Inasmuch "as defendant did not waive his right to appeal, his challenge to the denial of his suppression motion survives his guilty plea and, since he entered a guilty plea thereafter, [*2]harmless error analysis is inapplicable" (People v King, 137 AD3d 1424, 1425 [2016], lv denied 27 NY3d 1070 [2016]; see CPL 710.70 [2]). Upon the merits, defendant's suppression motion should have been granted, as the People failed to meet "their initial burden of showing that the stop was lawful" (People v Allen, 90 AD3d 1082, 1085 [2011]; see People v Willette, 42 AD3d 674, 675 [2007], lv denied 9 NY3d 883 [2007]). In order for a traffic stop to pass constitutional muster, before making the stop, "a police officer [must have] probable cause to believe that the driver of an automobile has committed a traffic violation" (People v Robinson, 97 NY2d 341, 349 [2001]; accord People v Guthrie, 25 NY3d 130, 133 [2015]). An officer has probable cause to effect a stop if he or she can "articulate credible facts establishing reasonable cause to believe that someone has violated a law" (People v Robinson, 97 NY2d at 353-354; see People v King, 137 AD3d at 1425).

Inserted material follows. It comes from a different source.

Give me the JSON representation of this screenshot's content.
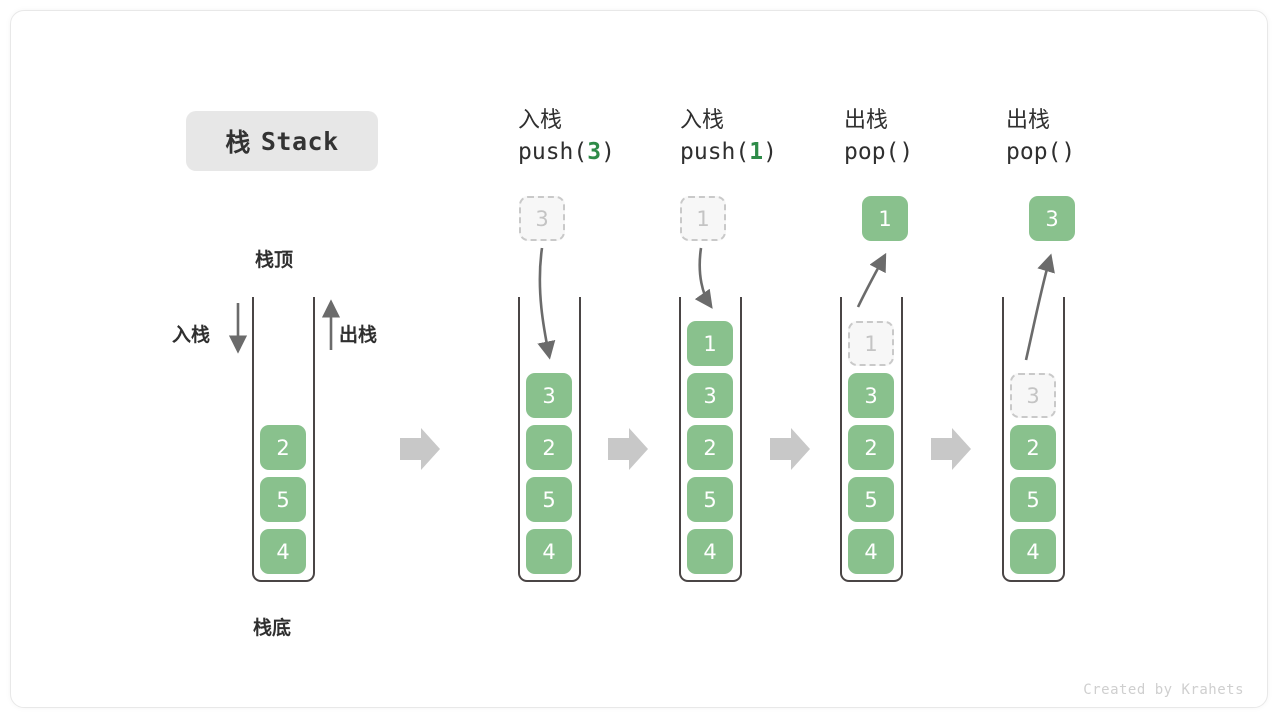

The deputy who made the stop was the sole witness at the suppression hearing, and he testified that he stopped defendant's vehicle because it had a temporary inspection sticker. The deputy candidly admitted that he had no idea whether the sticker was valid when he made the stop, nor did he indicate that the temporary sticker gave him any other reason for suspicion. He instead stated that his "general practice" was to stop any vehicle he encountered with a temporary inspection sticker in order to "ensure [that the sticker had] not expired." It is entirely proper to operate a motor vehicle with a temporary inspection sticker under certain circumstances and, as a result, the display of one does not constitute grounds for a traffic stop absent a "specific articulable basis" to believe that illegality is afoot (People v Bowdoin, 89 AD2d 986, 987 [1982]; see Vehicle and Traffic Law § 306 [b]; People v Perez, 149 AD2d 344, 345 [1989]). The practice of stopping any vehicle with a temporary inspection sticker, without more, represents impermissible "idle curiosity" as to the sticker's validity rather than the "reasonable suspicion" of illegality needed to effect a traffic stop (People v Ingle, 36 NY2d 413, 420 [1975]; see People v Sobotker, 43 NY2d 559, 563-564 [1978]; People v Simone, 39 NY2d 818, 819 [1976]). Thus, we reverse "County Court's order [denying] defendant's motion to suppress all evidence obtained as a result of [the illegal traffic stop] and, pursuant to CPL 470.55 (2), vacate defendant's guilty plea and restore the action to its prepleading status" (People v Samuels, 270 AD2d 779, 781 [2000]).
Defendant's remaining arguments are rendered academic in light of the foregoing.
Garry, J.P., Egan Jr., Clark and Mulvey, JJ., concur. Ordered that the judgment is reversed, on the law, guilty plea vacated, motion to suppress granted and matter remitted to the County Court of Chemung County for further proceedings not inconsistent with this Court's decision.